Practice Makes Permanent
Most of us are taught that practice makes perfect. When I was in high school my choir teacher always told us something that undid that prevailing wisdom. He said that practice makes permanent.
When we are trying to achieve something in life or in business, we tend to charge forward and hope for the best. We go in with a plan (most of the time), but usually end up doing the same thing over and over again. Indeed, as Einstein posited, this is insanity. If this sounds familiar, consider the following.
There are many reasons for this propensity for repetition: fear, assumptions, complacency, and many more. Any of these can lead you to keep doing things the same way every time. Habits are had to break and they become more deeply set the more we repeat them. What would it look like, though, if you were to pause instead and consider each step instead of the big picture?
Everything operates in causal relationship. We tend to look at the goal in the future then repeat the same steps toward that goal. What we rarely consider is that each decision, when acted on, creates a new set of possibilities that unfold. Then, when the next decision is made and acted on, there are more decisions. You get the drift.
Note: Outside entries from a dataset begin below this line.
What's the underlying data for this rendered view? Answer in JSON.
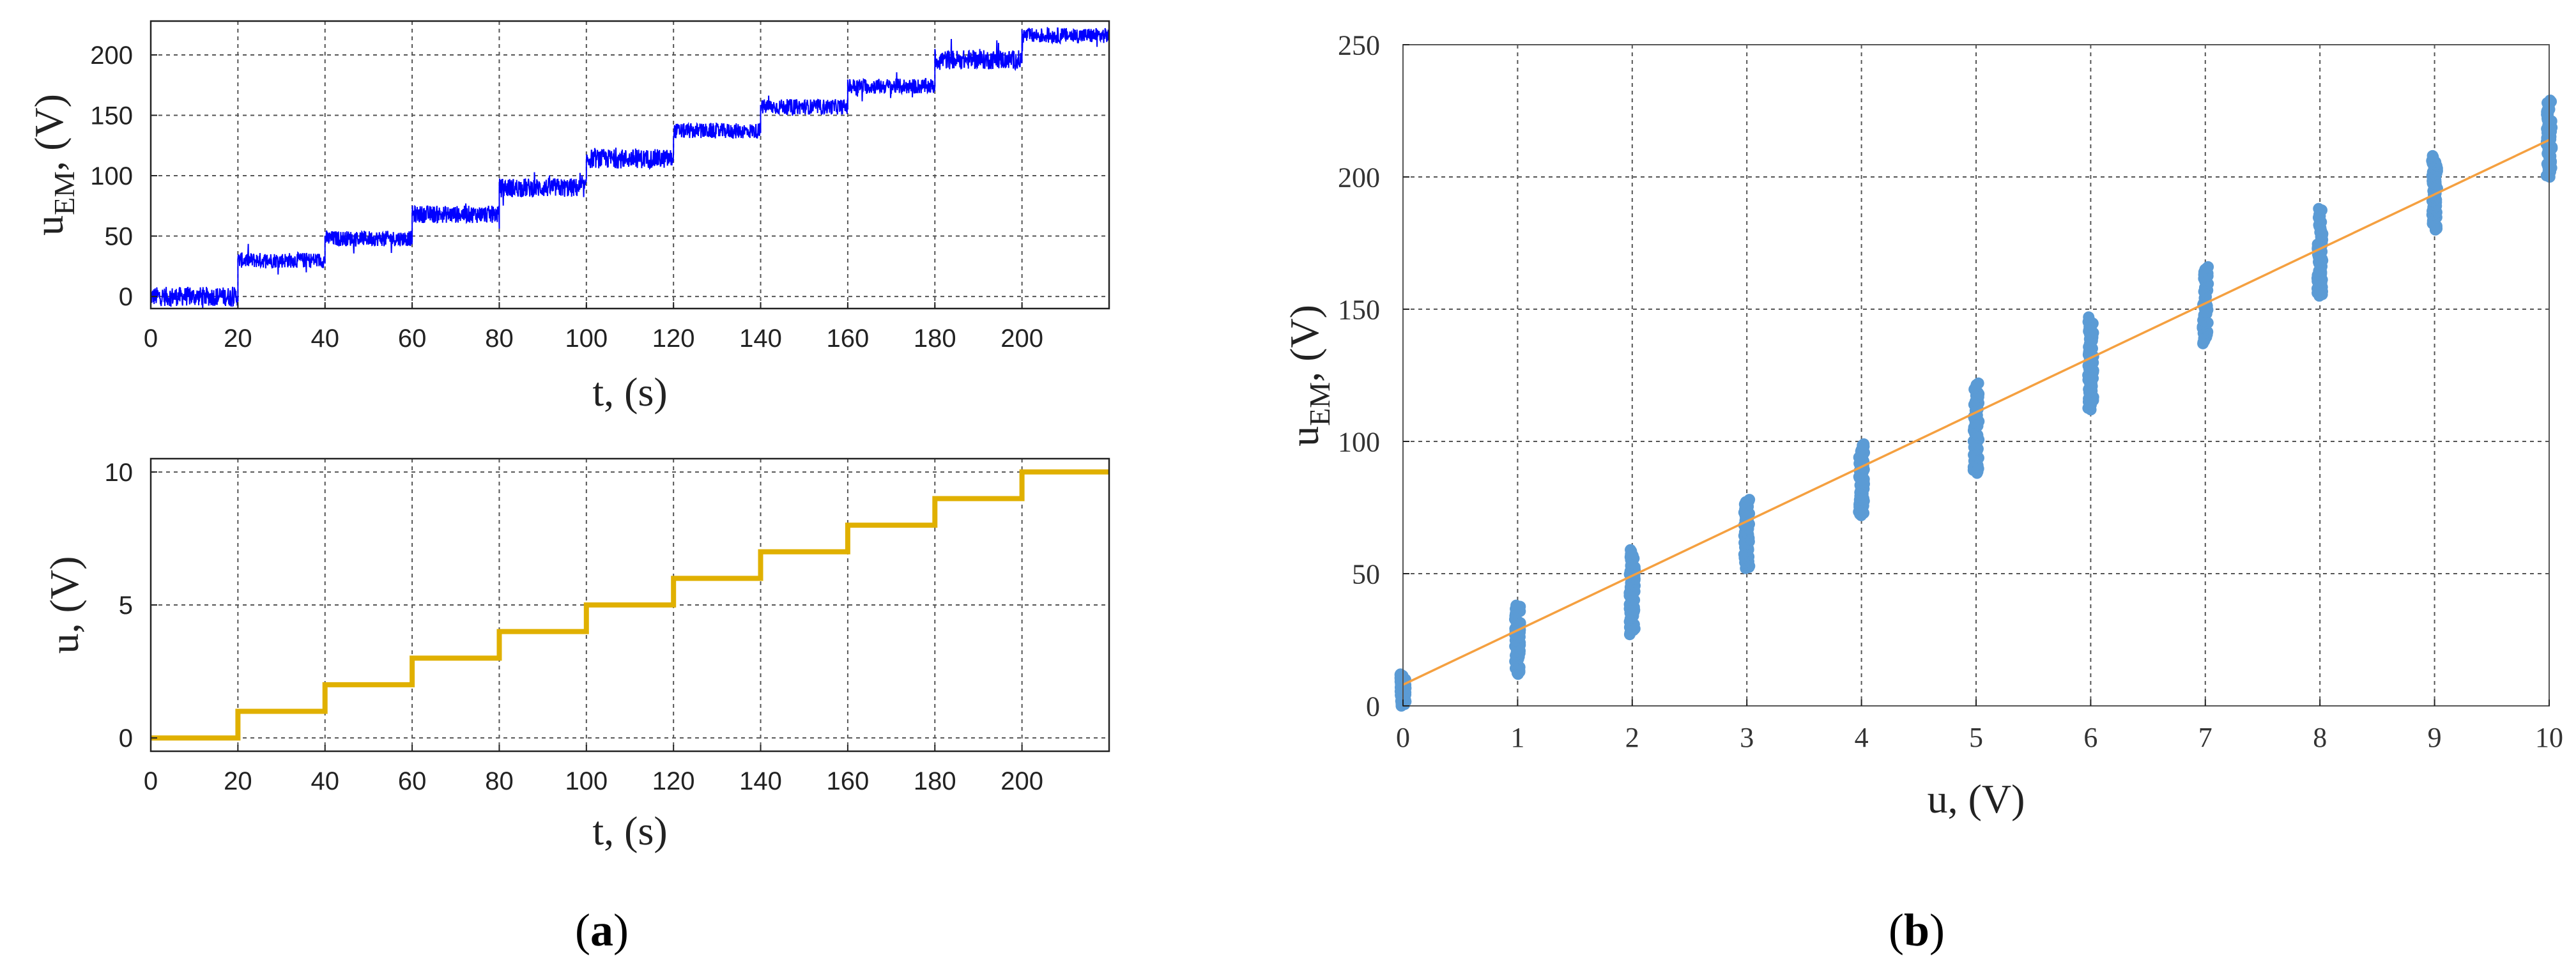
{
  "chart_data": [
    {
      "panel": "a-top",
      "type": "line",
      "xlabel": "t, (s)",
      "ylabel_main": "u",
      "ylabel_sub": "EM",
      "ylabel_suffix": ", (V)",
      "xlim": [
        0,
        220
      ],
      "ylim": [
        -10,
        228
      ],
      "xticks": [
        0,
        20,
        40,
        60,
        80,
        100,
        120,
        140,
        160,
        180,
        200
      ],
      "yticks": [
        0,
        50,
        100,
        150,
        200
      ],
      "grid": true,
      "line_color": "#0000ff",
      "series": [
        {
          "x": [
            0,
            20,
            20,
            40,
            40,
            60,
            60,
            80,
            80,
            100,
            100,
            120,
            120,
            140,
            140,
            160,
            160,
            180,
            180,
            200,
            200,
            220
          ],
          "y": [
            0,
            0,
            30,
            30,
            48,
            48,
            68,
            68,
            90,
            90,
            114,
            114,
            137,
            137,
            157,
            157,
            174,
            174,
            196,
            196,
            216,
            216
          ],
          "noise_amplitude": [
            10,
            8,
            8,
            9,
            10,
            10,
            8,
            8,
            8,
            10,
            8
          ]
        }
      ]
    },
    {
      "panel": "a-bottom",
      "type": "line",
      "xlabel": "t, (s)",
      "ylabel": "u, (V)",
      "xlim": [
        0,
        220
      ],
      "ylim": [
        -0.5,
        10.5
      ],
      "xticks": [
        0,
        20,
        40,
        60,
        80,
        100,
        120,
        140,
        160,
        180,
        200
      ],
      "yticks": [
        0,
        5,
        10
      ],
      "grid": true,
      "line_color": "#e0b000",
      "series": [
        {
          "x": [
            0,
            20,
            20,
            40,
            40,
            60,
            60,
            80,
            80,
            100,
            100,
            120,
            120,
            140,
            140,
            160,
            160,
            180,
            180,
            200,
            200,
            220
          ],
          "y": [
            0,
            0,
            1,
            1,
            2,
            2,
            3,
            3,
            4,
            4,
            5,
            5,
            6,
            6,
            7,
            7,
            8,
            8,
            9,
            9,
            10,
            10
          ]
        }
      ]
    },
    {
      "panel": "b",
      "type": "scatter",
      "xlabel": "u, (V)",
      "ylabel_main": "u",
      "ylabel_sub": "EM",
      "ylabel_suffix": ", (V)",
      "xlim": [
        0,
        10
      ],
      "ylim": [
        0,
        250
      ],
      "xticks": [
        0,
        1,
        2,
        3,
        4,
        5,
        6,
        7,
        8,
        9,
        10
      ],
      "yticks": [
        0,
        50,
        100,
        150,
        200,
        250
      ],
      "grid": true,
      "point_color": "#5b9bd5",
      "fit_color": "#f5a040",
      "clusters": [
        {
          "x": 0,
          "ymin": 0,
          "ymax": 12
        },
        {
          "x": 1,
          "ymin": 12,
          "ymax": 38
        },
        {
          "x": 2,
          "ymin": 27,
          "ymax": 59
        },
        {
          "x": 3,
          "ymin": 52,
          "ymax": 78
        },
        {
          "x": 4,
          "ymin": 72,
          "ymax": 99
        },
        {
          "x": 5,
          "ymin": 88,
          "ymax": 122
        },
        {
          "x": 6,
          "ymin": 112,
          "ymax": 147
        },
        {
          "x": 7,
          "ymin": 137,
          "ymax": 166
        },
        {
          "x": 8,
          "ymin": 155,
          "ymax": 188
        },
        {
          "x": 9,
          "ymin": 180,
          "ymax": 208
        },
        {
          "x": 10,
          "ymin": 200,
          "ymax": 229
        }
      ],
      "fit_line": {
        "x": [
          0,
          10
        ],
        "y": [
          8,
          214
        ]
      }
    }
  ],
  "captions": {
    "a": {
      "open": "(",
      "letter": "a",
      "close": ")"
    },
    "b": {
      "open": "(",
      "letter": "b",
      "close": ")"
    }
  }
}
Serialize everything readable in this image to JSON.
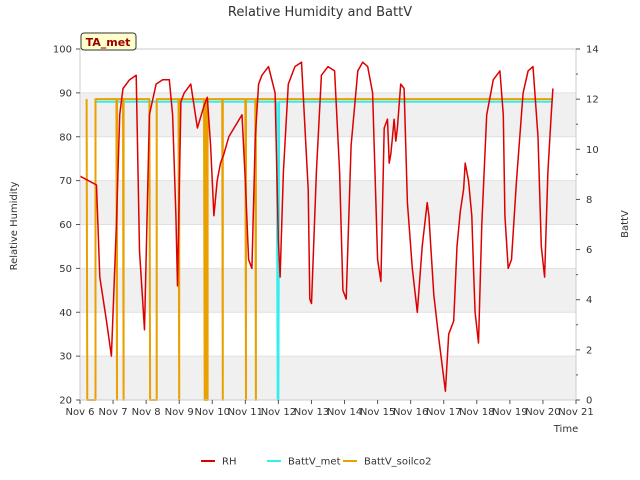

How about this? At each juncture, instead of repeating the same steps along the way, pause and take a deep breath. Ask yourself which choice before you most reflects your own or your organization's most authentic self. Then, act on that best choice and notice how the options that unfold before you are different than the ones you had before just because you chose differently. It's kind of like an alternate endings game in the real game of life.
Since it takes practice to undo habits (because practice makes permanent), try this method in all facets of your life. If you tend to eat the same foods or go places by the same route or have the same rhythyms of daily life, try to pause, ponder, and act between choices/actions and see what happens.